Vale a pena fazer cirurgia refrativa depois do 40?
Com o avançar da idade, cuidar da saúde ocular se torna cada vez mais importante. Seja para prevenir doenças como catarata e glaucoma, seja para corrigir alterações visuais que interferem na qualidade de vida. Entre as possibilidades está a cirurgia refrativa. Mas será que é possível realizar uma cirurgia refrativa depois dos 40 anos?
A resposta é sim. Porém, a idade traz algumas mudanças naturais aos olhos que precisam ser avaliadas antes da indicação do procedimento.
É sobre isso que vamos falar no nosso artigo de hoje. Boa leitura!

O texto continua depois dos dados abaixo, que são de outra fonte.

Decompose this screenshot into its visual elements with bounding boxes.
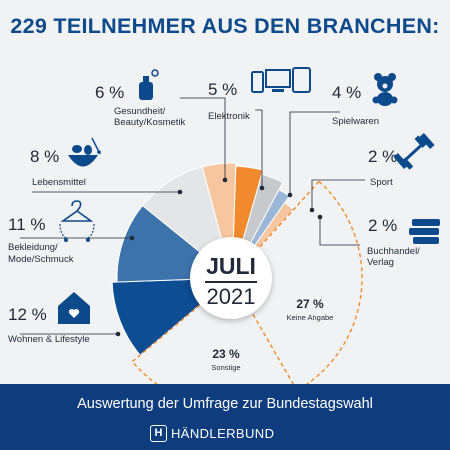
label-name-elektronik: Elektronik (208, 111, 250, 122)
leader-line (319, 217, 360, 246)
label-value-elektronik: 5 % (208, 80, 237, 99)
label-name-spielwaren: Spielwaren (332, 116, 379, 127)
label-name-bekleidung-mode-schmuck: Mode/Schmuck (8, 254, 74, 265)
footer-banner: Auswertung der Umfrage zur Bundestagswah… (0, 384, 450, 450)
brand-logo: H HÄNDLERBUND (150, 425, 300, 443)
label-value-gesundheit-beauty-kosmetik: 6 % (95, 83, 124, 102)
leader-line (180, 97, 226, 180)
leader-line (311, 179, 365, 210)
teddy-bear-icon (372, 73, 398, 106)
label-name-wohnen-lifestyle: Wohnen & Lifestyle (8, 334, 90, 345)
leader-dot (115, 331, 121, 337)
label-name-gesundheit-beauty-kosmetik: Beauty/Kosmetik (114, 117, 186, 128)
label-name-sonstige: Sonstige (211, 363, 240, 372)
page-title: 229 TEILNEHMER AUS DEN BRANCHEN: (10, 14, 440, 38)
label-name-buchhandel-verlag: Verlag (367, 257, 394, 268)
label-value-sonstige: 23 % (212, 347, 240, 361)
date-year: 2021 (206, 284, 256, 309)
leader-line (255, 109, 263, 188)
devices-icon (251, 67, 311, 93)
leader-dot (222, 177, 228, 183)
label-name-bekleidung-mode-schmuck: Bekleidung/ (8, 242, 58, 253)
house-icon (58, 292, 90, 324)
label-name-gesundheit-beauty-kosmetik: Gesundheit/ (114, 106, 166, 117)
brand-logo-icon: H (150, 425, 167, 442)
books-icon (409, 219, 440, 244)
perfume-icon (139, 69, 159, 100)
food-bowl-icon (68, 137, 101, 167)
label-name-buchhandel-verlag: Buchhandel/ (367, 246, 420, 257)
leader-dot (309, 207, 315, 213)
label-value-spielwaren: 4 % (332, 83, 361, 102)
leader-dot (287, 192, 293, 198)
date-month: JULI (206, 253, 256, 279)
footer-text: Auswertung der Umfrage zur Bundestagswah… (77, 396, 373, 412)
leader-dot (317, 214, 323, 220)
label-name-sport: Sport (370, 177, 393, 188)
label-value-lebensmittel: 8 % (30, 147, 59, 166)
hanger-icon (59, 200, 95, 242)
date-badge: JULI 2021 (190, 237, 272, 319)
leader-line (289, 111, 340, 195)
label-value-buchhandel-verlag: 2 % (368, 216, 397, 235)
label-value-sport: 2 % (368, 147, 397, 166)
label-name-keine-angabe: Keine Angabe (287, 313, 334, 322)
date-divider (205, 281, 257, 283)
leader-dot (129, 235, 135, 241)
slice-keine-angabe (296, 180, 363, 392)
dumbbell-icon (393, 133, 435, 170)
label-value-wohnen-lifestyle: 12 % (8, 305, 47, 324)
label-value-bekleidung-mode-schmuck: 11 % (8, 215, 46, 234)
leader-dot (259, 185, 265, 191)
label-name-lebensmittel: Lebensmittel (32, 177, 86, 188)
label-value-keine-angabe: 27 % (296, 297, 324, 311)
leader-dot (177, 189, 183, 195)
brand-name: HÄNDLERBUND (171, 426, 275, 441)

O que é uma cirurgia refrativa?
A cirurgia refrativa é um procedimento oftalmológico utilizado para corrigir erros de refração. Isto é, alterações que fazem com que a luz não seja focalizada corretamente na retina.

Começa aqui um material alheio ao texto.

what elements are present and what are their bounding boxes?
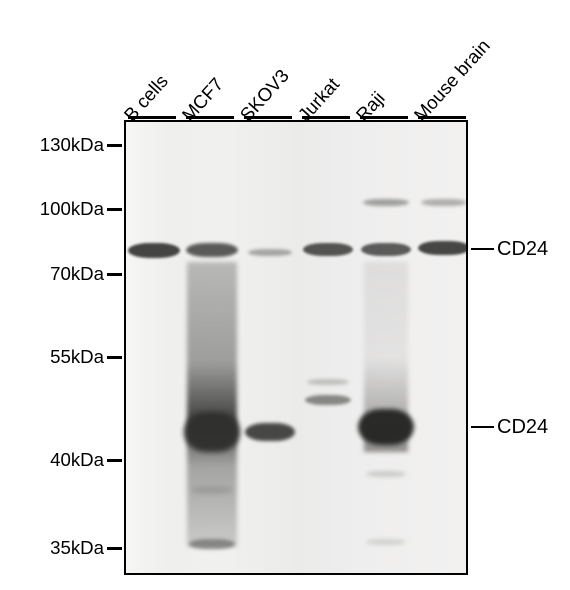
blot-band — [245, 423, 295, 441]
blot-smear — [187, 262, 237, 547]
band-annotation-label: CD24 — [497, 416, 548, 439]
mw-marker-tick — [107, 273, 122, 276]
mw-marker-tick — [107, 356, 122, 359]
blot-band — [128, 243, 180, 258]
mw-marker-tick — [107, 144, 122, 147]
lane-rule-mcf7 — [186, 116, 234, 119]
mw-marker-label: 100kDa — [0, 198, 104, 220]
lane-rule-skov3 — [244, 116, 292, 119]
lane-rule-b-cells — [128, 116, 176, 119]
western-blot-figure: { "figure": { "width_px": 570, "height_p… — [0, 0, 570, 590]
band-annotation-tick — [471, 426, 494, 428]
mw-marker-tick — [107, 547, 122, 550]
blot-membrane — [124, 120, 468, 575]
blot-band — [305, 395, 351, 405]
blot-band — [418, 241, 468, 255]
band-annotation-label: CD24 — [497, 238, 548, 261]
blot-band — [191, 486, 233, 494]
blot-band — [189, 539, 235, 549]
mw-marker-label: 130kDa — [0, 134, 104, 156]
blot-band — [248, 249, 292, 256]
mw-marker-label: 55kDa — [0, 346, 104, 368]
lane-rule-mouse-brain — [418, 116, 466, 119]
blot-band — [186, 243, 238, 257]
mw-marker-label: 70kDa — [0, 263, 104, 285]
blot-band — [366, 471, 406, 477]
lane-rule-jurkat — [302, 116, 350, 119]
blot-band — [184, 412, 240, 452]
mw-marker-tick — [107, 208, 122, 211]
band-annotation-tick — [471, 248, 494, 250]
blot-band — [361, 243, 411, 256]
blot-band — [363, 199, 409, 206]
blot-band — [307, 379, 349, 385]
lane-label-mouse-brain: Mouse brain — [410, 35, 495, 126]
blot-band — [303, 243, 353, 256]
mw-marker-tick — [107, 459, 122, 462]
blot-band — [358, 409, 414, 445]
mw-marker-label: 35kDa — [0, 537, 104, 559]
mw-marker-label: 40kDa — [0, 449, 104, 471]
blot-band — [366, 539, 406, 545]
blot-band — [421, 199, 467, 206]
lane-rule-raji — [360, 116, 408, 119]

É o caso da miopia, quando se tem dificuldade para enxergar de longe, da hipermetropia, que pode dificultar a visão de perto e de longe, e do astigmatismo, que provoca distorções e/ou embaçamento da visão.
Existem diferentes técnicas de cirurgia refrativa, como o LASIK e o PRK. A escolha depende das características dos olhos e das necessidades de cada paciente.
Mas o objetivo é o mesmo, reduzir o grau e, consequentemente, a dependência dos óculos ou das lentes de contato.
Quando a cirurgia refrativa é recomendada?
A cirurgia pode ser recomendada para pessoas que desejam reduzir a dependência da correção visual e que apresentam condições oculares adequadas para o procedimento.
Antes da cirurgia, o oftalmologista realiza uma avaliação completa. Entre os fatores observados estão:
- grau dos erros de refração do paciente;
- espessura e o formato da córnea;
- saúde da superfície ocular;
- e estabilidade do grau.
Por isso, ter interesse em realizar a cirurgia não significa que todos os pacientes sejam candidatos ao procedimento. A indicação depende de uma avaliação individualizada.
É possível fazer uma cirurgia refrativa depois dos 40?
Sim, é possível fazer uma cirurgia refrativa depois dos 40, mas a avaliação precisa considerar as mudanças naturais que acontecem com o envelhecimento.
Uma delas é a presbiopia, conhecida popularmente como “vista cansada”. Com o passar dos anos, o cristalino, a lente natural do olho, perde progressivamente sua capacidade de ajustar o foco para objetos próximos. E, de acordo com a Organização Mundial da Saúde (OMS), a presbiopia raramente se desenvolve antes dos 40 anos.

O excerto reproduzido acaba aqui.